The project data will be stored in the Swiss national repository developed by the University of Geneva within the Data Life Cycle Management (DLCM) project, which will be operational in the course of 2019. This will ensure data archiving and sharing is fully compliant with FAIR principles.

Ex. 2:

Datasets from this work which underpin a publication will be deposited in Enlighten: Research Data, the University of Glasgow’s institutional data repository, and made public at the time of publication. Data in the repository will be stored in accordance with funder and University data policies. Files deposited in Enlighten: Research Data will be given a Digital Object Identifier (DOI) and the associated metadata will be listed in the University of Glasgow Research Data Registry and the DataCite metadata store. The retention schedule for data in Enlighten: Research Data will be 10 years from date of deposition in the first instance, with extensions applied to datasets which are subsequently accessed.
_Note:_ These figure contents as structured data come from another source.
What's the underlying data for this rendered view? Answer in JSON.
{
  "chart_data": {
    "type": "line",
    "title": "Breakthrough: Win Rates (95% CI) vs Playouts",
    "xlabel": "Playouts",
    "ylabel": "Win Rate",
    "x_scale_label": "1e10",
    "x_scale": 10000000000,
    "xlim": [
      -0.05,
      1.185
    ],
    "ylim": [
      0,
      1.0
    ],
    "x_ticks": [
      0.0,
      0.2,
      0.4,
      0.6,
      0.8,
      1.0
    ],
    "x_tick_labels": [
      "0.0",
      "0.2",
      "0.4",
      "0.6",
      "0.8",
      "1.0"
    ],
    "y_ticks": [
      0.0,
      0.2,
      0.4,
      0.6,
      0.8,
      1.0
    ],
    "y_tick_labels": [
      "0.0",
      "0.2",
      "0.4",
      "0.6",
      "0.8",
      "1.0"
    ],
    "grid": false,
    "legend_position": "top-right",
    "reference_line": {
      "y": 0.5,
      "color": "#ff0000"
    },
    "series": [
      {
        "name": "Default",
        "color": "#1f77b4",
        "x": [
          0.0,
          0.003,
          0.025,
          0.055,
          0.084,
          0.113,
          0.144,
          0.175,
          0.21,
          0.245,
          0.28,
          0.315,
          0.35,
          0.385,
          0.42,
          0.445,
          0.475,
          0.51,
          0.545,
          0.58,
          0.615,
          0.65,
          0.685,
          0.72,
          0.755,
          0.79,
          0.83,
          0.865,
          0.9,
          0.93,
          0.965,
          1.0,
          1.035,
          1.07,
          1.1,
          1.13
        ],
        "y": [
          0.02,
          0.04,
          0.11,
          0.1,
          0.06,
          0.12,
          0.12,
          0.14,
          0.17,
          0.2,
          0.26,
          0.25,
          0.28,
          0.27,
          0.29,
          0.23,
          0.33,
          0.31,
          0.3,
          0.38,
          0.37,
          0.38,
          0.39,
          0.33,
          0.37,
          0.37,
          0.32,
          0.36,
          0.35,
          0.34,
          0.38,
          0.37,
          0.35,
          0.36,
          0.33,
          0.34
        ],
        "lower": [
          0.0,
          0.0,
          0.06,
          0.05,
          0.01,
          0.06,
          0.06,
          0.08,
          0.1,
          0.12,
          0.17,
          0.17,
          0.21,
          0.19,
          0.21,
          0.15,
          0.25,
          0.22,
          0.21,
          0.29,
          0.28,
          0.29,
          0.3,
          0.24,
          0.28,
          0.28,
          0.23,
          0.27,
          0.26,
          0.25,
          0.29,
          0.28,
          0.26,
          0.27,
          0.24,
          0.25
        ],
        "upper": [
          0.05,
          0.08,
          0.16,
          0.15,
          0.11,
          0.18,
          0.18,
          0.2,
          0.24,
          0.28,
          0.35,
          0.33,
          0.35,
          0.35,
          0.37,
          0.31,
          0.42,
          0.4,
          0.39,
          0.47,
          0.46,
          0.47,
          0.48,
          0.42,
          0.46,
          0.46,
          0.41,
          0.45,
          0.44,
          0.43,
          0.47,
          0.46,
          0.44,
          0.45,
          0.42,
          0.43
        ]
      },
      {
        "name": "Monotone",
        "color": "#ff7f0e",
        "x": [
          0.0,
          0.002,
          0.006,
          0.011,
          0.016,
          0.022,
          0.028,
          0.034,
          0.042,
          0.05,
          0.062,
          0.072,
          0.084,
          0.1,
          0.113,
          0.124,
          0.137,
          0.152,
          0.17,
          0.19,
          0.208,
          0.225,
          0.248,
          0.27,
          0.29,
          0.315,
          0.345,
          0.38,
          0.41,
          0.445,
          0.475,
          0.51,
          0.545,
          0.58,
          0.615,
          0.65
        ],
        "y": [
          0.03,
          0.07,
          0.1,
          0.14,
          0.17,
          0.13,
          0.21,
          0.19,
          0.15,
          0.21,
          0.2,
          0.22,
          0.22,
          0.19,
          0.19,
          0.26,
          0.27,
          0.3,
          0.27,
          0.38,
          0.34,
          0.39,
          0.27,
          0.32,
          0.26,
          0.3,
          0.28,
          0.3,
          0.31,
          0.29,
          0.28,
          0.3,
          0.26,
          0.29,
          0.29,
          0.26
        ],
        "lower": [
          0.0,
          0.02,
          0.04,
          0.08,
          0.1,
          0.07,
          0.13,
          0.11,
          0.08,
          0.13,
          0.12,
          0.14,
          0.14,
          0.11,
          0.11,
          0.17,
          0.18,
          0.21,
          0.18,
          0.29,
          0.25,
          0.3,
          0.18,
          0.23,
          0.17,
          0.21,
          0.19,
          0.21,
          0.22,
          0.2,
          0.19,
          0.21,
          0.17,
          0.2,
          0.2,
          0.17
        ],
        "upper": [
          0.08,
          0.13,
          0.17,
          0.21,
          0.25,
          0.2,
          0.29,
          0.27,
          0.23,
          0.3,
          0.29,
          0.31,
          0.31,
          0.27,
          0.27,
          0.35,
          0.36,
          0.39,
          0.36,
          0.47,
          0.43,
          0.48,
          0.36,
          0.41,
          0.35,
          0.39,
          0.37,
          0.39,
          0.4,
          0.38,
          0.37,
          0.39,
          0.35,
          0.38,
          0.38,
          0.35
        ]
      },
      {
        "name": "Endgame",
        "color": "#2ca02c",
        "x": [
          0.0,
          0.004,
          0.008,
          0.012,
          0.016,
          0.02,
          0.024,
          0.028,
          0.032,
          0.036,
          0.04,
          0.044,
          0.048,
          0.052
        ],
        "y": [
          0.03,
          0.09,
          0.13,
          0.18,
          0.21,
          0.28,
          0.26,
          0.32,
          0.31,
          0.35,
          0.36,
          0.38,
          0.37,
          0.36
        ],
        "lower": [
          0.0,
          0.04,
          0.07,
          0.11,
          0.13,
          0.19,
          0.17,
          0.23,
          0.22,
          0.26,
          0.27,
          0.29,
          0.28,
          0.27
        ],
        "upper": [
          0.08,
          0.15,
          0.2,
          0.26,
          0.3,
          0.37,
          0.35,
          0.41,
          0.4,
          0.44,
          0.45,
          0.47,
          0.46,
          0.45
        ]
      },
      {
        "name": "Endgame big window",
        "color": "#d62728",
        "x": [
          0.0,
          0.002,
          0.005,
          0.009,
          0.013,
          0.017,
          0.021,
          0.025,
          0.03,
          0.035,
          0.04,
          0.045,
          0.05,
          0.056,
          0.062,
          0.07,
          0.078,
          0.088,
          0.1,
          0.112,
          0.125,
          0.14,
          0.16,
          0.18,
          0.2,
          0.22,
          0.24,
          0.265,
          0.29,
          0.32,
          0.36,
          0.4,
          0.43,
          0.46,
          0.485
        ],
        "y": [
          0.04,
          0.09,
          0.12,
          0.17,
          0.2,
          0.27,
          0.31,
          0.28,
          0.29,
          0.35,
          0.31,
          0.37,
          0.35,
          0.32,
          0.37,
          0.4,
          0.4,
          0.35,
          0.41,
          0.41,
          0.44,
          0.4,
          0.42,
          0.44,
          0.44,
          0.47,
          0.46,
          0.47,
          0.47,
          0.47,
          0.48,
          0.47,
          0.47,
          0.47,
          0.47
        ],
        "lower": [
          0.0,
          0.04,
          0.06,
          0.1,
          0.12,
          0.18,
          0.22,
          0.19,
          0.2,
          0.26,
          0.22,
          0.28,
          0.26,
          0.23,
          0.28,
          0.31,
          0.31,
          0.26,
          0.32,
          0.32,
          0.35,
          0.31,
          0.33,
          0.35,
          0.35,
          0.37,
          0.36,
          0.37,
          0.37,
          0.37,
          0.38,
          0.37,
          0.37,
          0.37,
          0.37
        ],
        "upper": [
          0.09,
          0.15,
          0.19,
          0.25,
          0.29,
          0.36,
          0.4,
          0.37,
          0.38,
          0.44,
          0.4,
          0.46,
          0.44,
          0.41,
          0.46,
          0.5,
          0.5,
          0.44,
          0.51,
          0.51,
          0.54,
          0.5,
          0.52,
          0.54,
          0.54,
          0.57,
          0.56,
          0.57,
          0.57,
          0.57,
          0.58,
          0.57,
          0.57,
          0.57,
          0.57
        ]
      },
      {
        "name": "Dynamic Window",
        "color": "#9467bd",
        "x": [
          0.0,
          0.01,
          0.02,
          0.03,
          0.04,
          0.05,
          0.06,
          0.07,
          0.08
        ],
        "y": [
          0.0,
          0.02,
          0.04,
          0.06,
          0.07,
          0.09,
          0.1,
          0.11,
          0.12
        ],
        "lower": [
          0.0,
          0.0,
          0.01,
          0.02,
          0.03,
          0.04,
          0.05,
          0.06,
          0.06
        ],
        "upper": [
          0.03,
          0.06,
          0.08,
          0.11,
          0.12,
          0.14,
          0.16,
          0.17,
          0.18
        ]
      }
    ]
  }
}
This complies with both University of Glasgow guidance and funder policies.

Enlighten: Research Data is backed by commercial digital storage wich is audited on a twice yearly basis for compliance with the ISO27001 Information Security Management standard.

The DOI issued to datasets in the repository can be included as part of a data citation in publications, allowing the datasets underpinning a publication to be identified and accessed.

Metadata about datasets held in the University Registry will be publicly searchable and discoverable and will indicate how and on what terms the dataset can be accessed.

4.2 Are there any necessary limitations to protect sensitive data?

Questions you might want to consider:
- Under which conditions will the data be made available (timing of data release, reason for delay if applicable)?

Example 1 of answer:

Astronomical data will be diffused but under an embargo of one year for priority of exploitation reasons.

Les données astronomiques sont destinées à être diffusées mais bénéficient d’une durée d’embargo d’un an pour priorité d’exploitation.

Example 2 of answer:

Personal data will be anonymized before diffusion based on the recommendations from CNIL.

Les données à caractère personnel seront anonymisées avant partage et diffusion selon les recommandations de la CNIL.

Example 3 of answer:

Data will be made available under Creative Commons License CC-BY.

4.3 I will choose digital repositories that are conform to the FAIR Data Principles. [CHECK BOX]

You can find certified repositories in the catalog of repositories Re3data.org

4.4 I will choose digital repositories maintained by a non-profit organisation. [RADIO BUTTON yes/no]

--> If the answer is no: “Explain why you cannot share your data on a non-commercial digital repository.”